The 20-year-old Belgian international took up the offer of a season-long loan to Everton in the final hours of the transfer window after making the calculation that he wasn’t going to get enough football at Stamford Bridge.
But Lukaku’s scoring start on Merseyside combined with Chelsea’s shortage of firepower has led to critics suggesting that Jose Mourinho was too hasty in sanctioning the deal.
Lukaku, however, reveals he was the one who did the pushing. “It was my decision,” he says. “I didn’t want to be playing one game in every three, especially in a World Cup year. “I didn’t want people to remember what I did on loan at West Brom last season then see me fade into the background.
“This is the best place for me this season. Even if there wasn’t a World Cup coming, I’d still have come to Everton. “People will say I am young and I have time but I’ll never say that. I want to play as much as I can.
“I’ve played more than 200 games so I think I’m experienced enough. If I don’t succeed, then it’s my fault.”
Lukaku is reluctant to let go of the Chelsea dream he revealed publicly on a TV reality show when he was a 16-year-old schoolboy. Back in 2009, he was the star of “De School van Lukaku”, in which a camera crew followed him through his final year at Saint-Guidon Institute in Brussels.
“I’d just got into the first team at Anderlecht,” he recalls. “We had so many different nationalities in my school and they wanted to show how different groups were integrating. They came to my house every day, filming me doing homework or playing with my brother. At the end of the school year we had a three-day trip to London and they followed us. I didn’t know we were going to Stamford Bridge but when we went there I was like: ‘What a stadium!’

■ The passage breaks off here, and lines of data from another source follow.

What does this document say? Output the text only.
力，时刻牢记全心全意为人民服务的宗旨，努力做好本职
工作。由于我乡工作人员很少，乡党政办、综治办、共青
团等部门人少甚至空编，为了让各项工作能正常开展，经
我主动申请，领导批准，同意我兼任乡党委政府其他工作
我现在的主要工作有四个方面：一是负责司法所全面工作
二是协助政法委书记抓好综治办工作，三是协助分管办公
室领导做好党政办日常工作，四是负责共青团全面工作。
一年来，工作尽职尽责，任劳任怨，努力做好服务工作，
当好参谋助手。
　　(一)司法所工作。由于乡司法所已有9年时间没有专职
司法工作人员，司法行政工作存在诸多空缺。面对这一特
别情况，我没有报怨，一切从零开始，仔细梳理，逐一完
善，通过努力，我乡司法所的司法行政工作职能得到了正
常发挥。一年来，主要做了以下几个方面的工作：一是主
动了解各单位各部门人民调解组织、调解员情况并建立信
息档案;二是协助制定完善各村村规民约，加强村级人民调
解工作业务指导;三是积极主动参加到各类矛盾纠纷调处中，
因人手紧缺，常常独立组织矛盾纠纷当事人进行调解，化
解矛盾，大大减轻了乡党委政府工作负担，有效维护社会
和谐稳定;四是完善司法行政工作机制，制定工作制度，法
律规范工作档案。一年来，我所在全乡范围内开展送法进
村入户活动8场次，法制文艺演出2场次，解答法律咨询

“My parents had watched a game there a couple of years earlier and they told me how it was. At 14 I’d made it my ambition to play there. When I saw it for myself I told everyone that the day I played there would be the single time in my life you will see me cry.
“I’ll never give up on my dreams but there is a point when you have to be realistic and play the best football you can week-in week-out. For me this was an important year. I needed to be up there with van Persie, Rooney, Giroud and Torres. I needed to show myself on the main stage.
“Roberto Martinez knows I want to improve my technical side. I will learn a lot from playing under him because he wants to play the Spanish way with a lot of possession. People have always compared me to Didier Drogba. Maybe it’s because of our looks, but we are not the same.
“I always play on the shoulder of defenders, like Thierry Henry, while Didier is a strong back-to-goal player. But as a player you need to be as complete as possible.”